So I have a class that I may want to instantiate multiple ways.
Here’s the signatures of the some so far:
def create_from_file(absolute_filename, archive_filename, fsg=nil,
verbose=false, debug=false)
def create_from_parts(archive_filename, mtime, sha512hash)
def create_from_string(str)
The canonical way to do this seems to be with branching in init. You
look at the types of your arguments, and you sort of try and figure
out in initialize a clever way to distinguish between them and invoke
them correctly.
However, as you can see above, some of the methods are in a state of
flux. Create_from_file has had several arguments appended to it, and
the first argument of each method is a string (in the second two
cases, I’m deserializing from a file, and having to convert to another
class, like Pathname, just to call a constructor is annoying).
Furthermore, I have changed the types and order of arguments from
time to time, this being a scripting language and all, and having to
validate the distinguisher in initialize each time is kinda lame.
Type systems are also a slightly arcane subject, deliberately avoided
in scripting languages, since not having to worry about them too much
is perceived as a major benefit.
Further, should you change the signature of the methods, you have to
go back and figure out whether that clever distinguisher in initialize
actually still works. If you forget, which will likely happen just as
often as C/C++ programmers forget to update function prototypes in
header files, your run-time behavior will be unpredictable. I
wouldn’t want to waste time debugging that.

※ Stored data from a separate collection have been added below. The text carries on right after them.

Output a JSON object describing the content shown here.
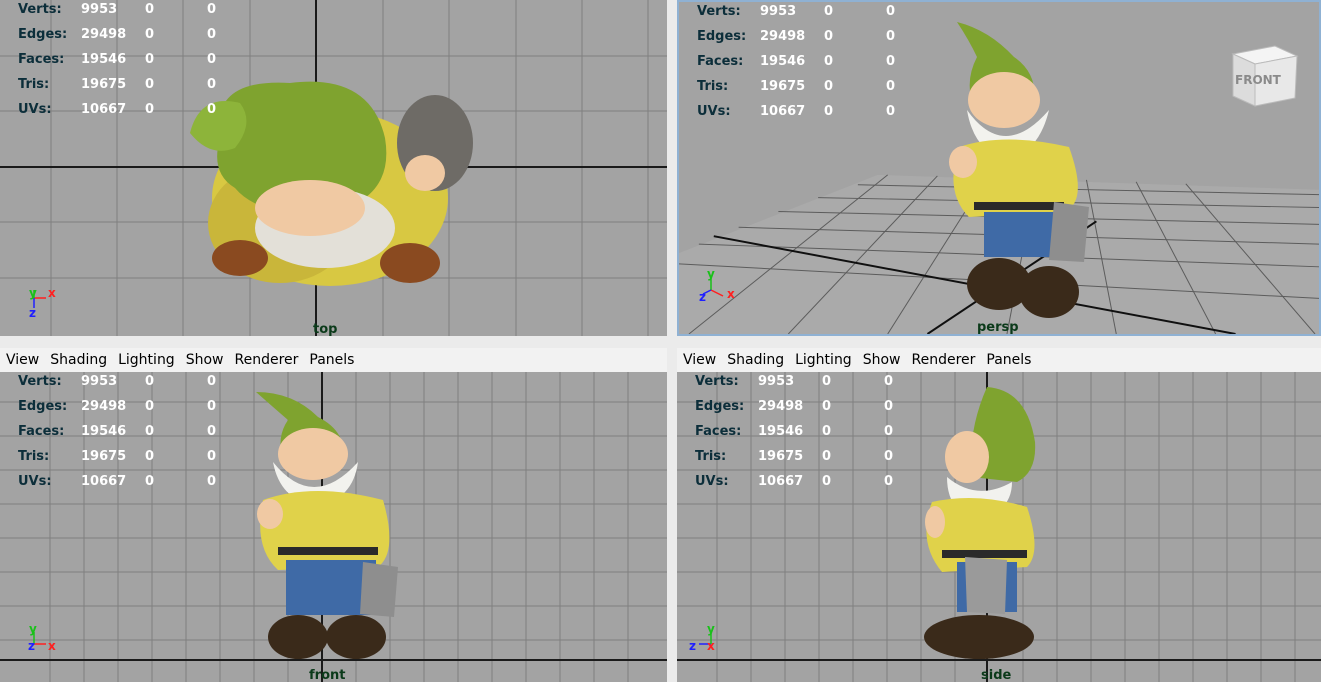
{
  "menu": [
    "View",
    "Shading",
    "Lighting",
    "Show",
    "Renderer",
    "Panels"
  ],
  "stats": [
    {
      "label": "Verts:",
      "v1": "9953",
      "v2": "0",
      "v3": "0"
    },
    {
      "label": "Edges:",
      "v1": "29498",
      "v2": "0",
      "v3": "0"
    },
    {
      "label": "Faces:",
      "v1": "19546",
      "v2": "0",
      "v3": "0"
    },
    {
      "label": "Tris:",
      "v1": "19675",
      "v2": "0",
      "v3": "0"
    },
    {
      "label": "UVs:",
      "v1": "10667",
      "v2": "0",
      "v3": "0"
    }
  ],
  "viewports": [
    {
      "camera": "top",
      "axis_a": "y",
      "axis_b": "x",
      "axis_c": "z"
    },
    {
      "camera": "persp",
      "axis_a": "y",
      "axis_b": "x",
      "axis_c": "z"
    },
    {
      "camera": "front",
      "axis_a": "y",
      "axis_b": "x",
      "axis_c": "z"
    },
    {
      "camera": "side",
      "axis_a": "y",
      "axis_b": "x",
      "axis_c": "z"
    }
  ],
  "viewcube_label": "FRONT",
  "colors": {
    "viewport_bg": "#a3a3a3",
    "grid": "#7f7f7f",
    "axis_line": "#1a1a1a",
    "selected_border": "#8fb1d3",
    "hud_label": "#0c2e3a",
    "hud_value": "#ffffff",
    "camera_label": "#0b3a1a",
    "hat": "#7fa32f",
    "shirt": "#e0d24a",
    "pants": "#3f6aa6",
    "boots": "#3a2a1a"
  }
}
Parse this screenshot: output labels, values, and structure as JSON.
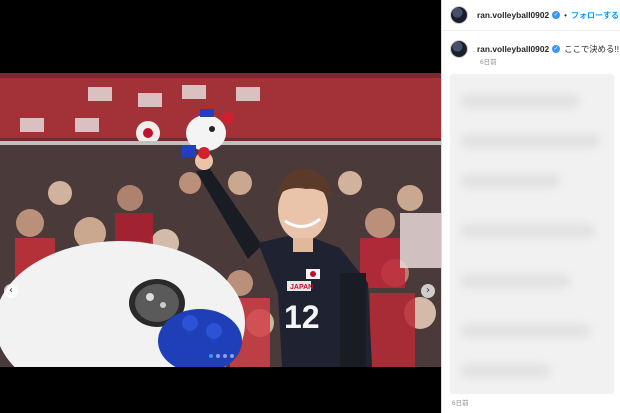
{
  "post": {
    "username": "ran.volleyball0902",
    "verified": true,
    "follow_label": "フォローする",
    "separator": "•"
  },
  "caption": {
    "username": "ran.volleyball0902",
    "text": "ここで決める!!",
    "time": "6日前"
  },
  "footer": {
    "time": "6日前"
  },
  "carousel": {
    "prev_icon": "‹",
    "next_icon": "›",
    "slide_count": 4,
    "active_index": 0
  },
  "photo": {
    "jersey_number": "12",
    "jersey_text": "JAPAN"
  },
  "colors": {
    "link": "#0095f6",
    "verified": "#3897f0"
  }
}
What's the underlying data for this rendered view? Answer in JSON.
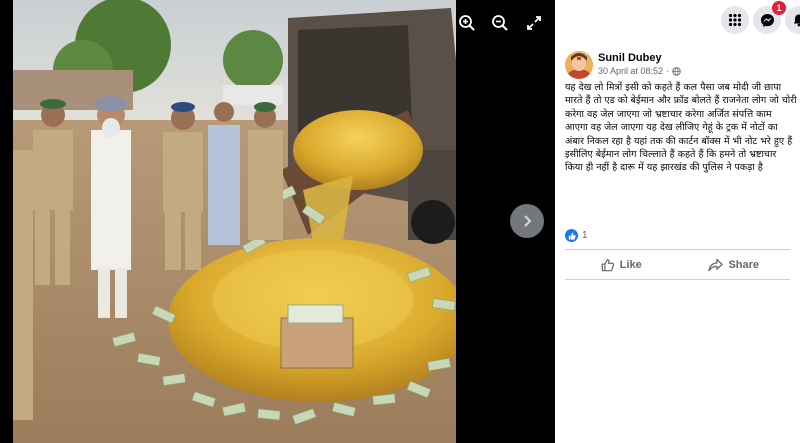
{
  "post": {
    "author_name": "Sunil Dubey",
    "timestamp": "30 April at 08:52",
    "privacy_icon": "globe-icon",
    "text": "यह देख लो मित्रों इसी को कहते हैं कल पैसा जब मोदी जी छापा मारते हैं तो एड को बेईमान और फ्रॉड बोलते हैं राजनेता लोग जो चोरी करेगा वह जेल जाएगा जो भ्रष्टाचार करेगा अर्जित संपत्ति काम आएगा वह जेल जाएगा यह देख लीजिए गेहूं के ट्रक में नोटों का अंबार निकल रहा है यहां तक की कार्टन बॉक्स में भी नोट भरे हुए हैं इसीलिए बेईमान लोग चिल्लाते हैं कहते हैं कि हमने तो भ्रष्टाचार किया ही नहीं है दारू में यह झारखंड की पुलिस ने पकड़ा है",
    "reaction_count": "1",
    "like_label": "Like",
    "share_label": "Share"
  },
  "topbar": {
    "menu_icon": "grid-menu-icon",
    "messenger_icon": "messenger-icon",
    "messenger_badge": "1",
    "notifications_icon": "bell-icon"
  },
  "viewer": {
    "zoom_in_icon": "zoom-in-icon",
    "zoom_out_icon": "zoom-out-icon",
    "fullscreen_icon": "fullscreen-icon",
    "next_icon": "chevron-right-icon"
  },
  "colors": {
    "brand": "#1877f2",
    "badge": "#e41e3f",
    "gold": "#d4a82a",
    "cash": "#b9cfa8"
  }
}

What I did at first was avoid initialize do nothing (actually don’t
even define one) and have each of the create_from_* methods return
self at the end. Then, I could do this:
m = Metadata.new().create_from_file(…)
Great, that’s pretty cool, but it’s a little tedious (less so if you
leave off the empty parens).
So the other way I looked into was to create some static or class
methods which created the object myself, and avoid new entirely.
After all, there’s nothing too magic about new, and if it can’t do
anything too fancy, emulating polymorphism in a scripting language
using branching and RTTI is totally lame.

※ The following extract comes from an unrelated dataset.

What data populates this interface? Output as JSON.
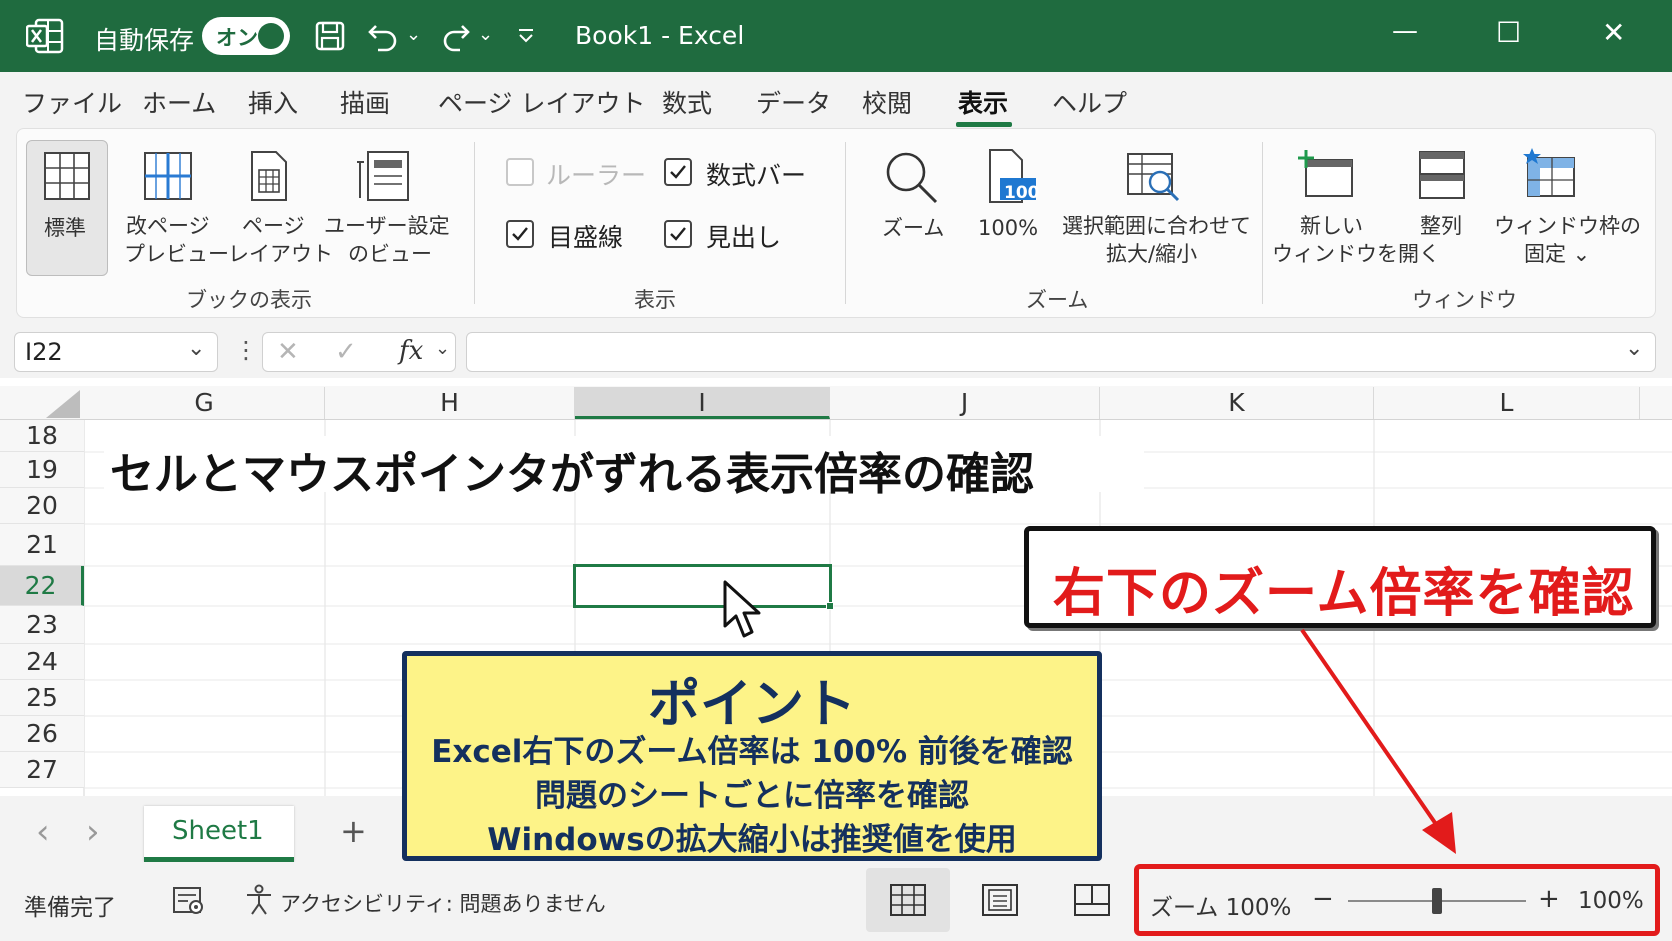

So I looked into this a bit, and I assume something like this could
work:
def self.create_from_file(*args)
return self.new.create_from_file(*args)
end
Then I realized that I’ve got six methods now to do initialization;
three class methods (which are a little obscure to noobs) and three
instance methods. That’s a lot of verbosity… is there a better way?
Then it dawned on me:
def initialize(method=nil, *args)
case method
when :file then create_from_file(*args)
when :parts then create_from_parts(*args)

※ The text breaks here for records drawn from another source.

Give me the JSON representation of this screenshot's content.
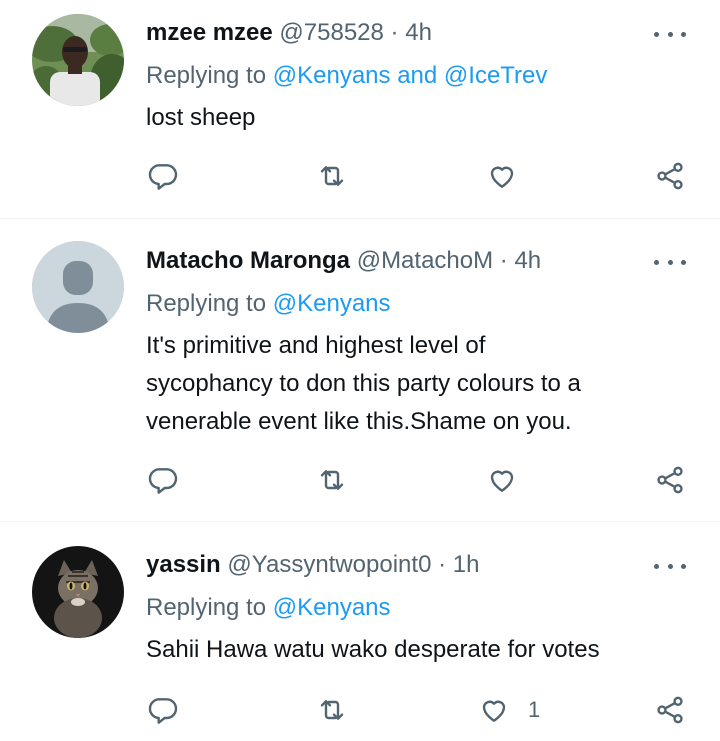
{
  "tweets": [
    {
      "name": "mzee mzee",
      "handle": "@758528",
      "sep": "·",
      "time": "4h",
      "replying_prefix": "Replying to",
      "mentions": [
        "@Kenyans",
        "@IceTrev"
      ],
      "mentions_joiner": "and",
      "text_lines": [
        "lost sheep"
      ],
      "like_count": ""
    },
    {
      "name": "Matacho Maronga",
      "handle": "@MatachoM",
      "sep": "·",
      "time": "4h",
      "replying_prefix": "Replying to",
      "mentions": [
        "@Kenyans"
      ],
      "text_lines": [
        "It's primitive and  highest level of",
        "sycophancy to don this party colours to a",
        "venerable event like this.Shame on you."
      ],
      "like_count": ""
    },
    {
      "name": "yassin",
      "handle": "@Yassyntwopoint0",
      "sep": "·",
      "time": "1h",
      "replying_prefix": "Replying to",
      "mentions": [
        "@Kenyans"
      ],
      "text_lines": [
        "Sahii Hawa watu wako desperate for votes"
      ],
      "like_count": "1"
    }
  ],
  "icons": {
    "reply": "reply-icon",
    "retweet": "retweet-icon",
    "like": "like-icon",
    "share": "share-icon",
    "more": "more-icon"
  },
  "colors": {
    "text": "#0f1419",
    "secondary": "#536471",
    "mention": "#1d9bf0",
    "divider": "#eff3f4"
  }
}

when :string then create_from_string(*args) # unused
# if no method, do no intialization
end
end
This method seems to be the best of many worlds; I get a single
initialize, I don’t have to do any retarded run-time type checking to
emulate polymorphism, I can alter the signatures of the create_from_*
methods at will, and I never have to look at initialize, unless
I want to add a new kind of initializer, which is a bit rare.
Some suggest that this violates the POLS/POLA, but it seems quite
explicit to me (MUCH easier for a newbie to read than RTTI
comparisons), more terse than multiple class constructors,
substantially more robust in the face of changes to initializer type
signatures than the magic initializer technique, scales well to large
numbers of possible constructors, and is even backwards compatible
with my old method (due to method=nil; you simply don’t pass any
arguments and it gives you an uninitialized object; you can then call
create_from_* on it as before).
Opinions?
PS: As you see above, I’m passing verbose and debug around a lot and
hate it. I’d like to use globals, but it seems kind of fugly to have
classes accessing globals which are only used when the FILE ==
$0. In fact, I always want verbose and debug off except when invoked
as a script. Is there any cleaner way to deal with this?